The composite dataset for training has been precisely cleaned from any sentence that equals the ones in the `test` datasets where the WER metrics will be computed.

### Training procedure
This model was trained starting from the pre-trained Spanish model [stt_es_conformer_transducer_large](https://catalog.ngc.nvidia.com/orgs/nvidia/teams/nemo/models/stt_es_conformer_transducer_large) over several hundred of epochs in a GPU device, using the NeMo toolkit [3]
The tokenizer for these model was built using the text transcripts of the composite train dataset with this [script](https://github.com/NVIDIA/NeMo/blob/main/scripts/tokenizers/process_asr_text_tokenizer.py), with a total of 256 basque language tokens.

## Performance
Performances of the ASR models are reported in terms of Word Error Rate (WER%) with greedy decoding in the following table.
| Tokenizer             | Vocabulary Size | MCV 16.1 Test | Basque Parliament Test | Basque Parliament Dev | Train Dataset                |
|-----------------------|-----------------|---------------|------------------------|-----------------------|------------------------------|
| SentencePiece Unigram | 256             | 2.79          | 3.83                   | 4.17                  | Composite Dataset (548 h)    |

## Limitations
Since this model was trained on almost publicly available speech datasets, the performance of this model might degrade for speech which includes technical terms, or vernacular that the model has not been trained on. The model might also perform worse for accented speech.

# Aditional Information
## Author
HiTZ Basque Center for Language Technology - Aholab Signal Processing Laboratory, University of the Basque Country UPV/EHU.

## Copyright
Copyright (c) 2024 HiTZ Basque Center for Language Technology - Aholab Signal Processing Laboratory, University of the Basque Country UPV/EHU.

## Licensing Information
[Apache License, Version 2.0](https://www.apache.org/licenses/LICENSE-2.0)

## Funding
This project with reference 2022/TL22/00215335 has been parcially funded by the Ministerio de Transformación Digital and by the Plan de Recuperación, Transformación y Resiliencia – Funded by the European Union – NextGenerationEU [ILENIA](https://proyectoilenia.es/) and by the project [IkerGaitu](https://www.hitz.eus/iker-gaitu/) funded by the Basque Government.
This model was trained at [Hyperion](https://scc.dipc.org/docs/systems/hyperion/overview/), one of the high-performance computing (HPC) systems hosted by the DIPC Supercomputing Center.

## References
- [1] [Conformer: Convolution-augmented Transformer for Speech Recognition](https://arxiv.org/abs/2005.08100)
- [2] [Google Sentencepiece Tokenizer](https://github.com/google/sentencepiece)
- [3] [NVIDIA NeMo Toolkit](https://github.com/NVIDIA/NeMo)

## Disclaimer
<details>
<summary>Click to expand</summary>
The models published in this repository are intended for a generalist purpose and are available to third parties. These models may have bias and/or any other undesirable distortions.

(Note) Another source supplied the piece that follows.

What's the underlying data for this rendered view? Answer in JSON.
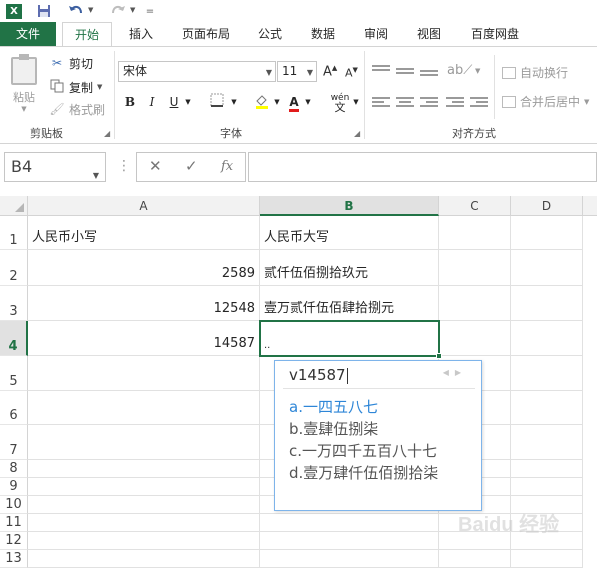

When third parties, deploy or provide systems and/or services to other parties using any of these models (or using systems based on these models) or become users of the models, they should note that it is their responsibility to mitigate the risks arising from their use and, in any event, to comply with applicable regulations, including regulations regarding the use of Artificial Intelligence.

In no event shall the owner and creator of the models (HiTZ Basque Center for Language Technology - Aholab Signal Processing Laboratory, University of the Basque Country UPV/EHU.) be liable for any results arising from the use made by third parties of these models.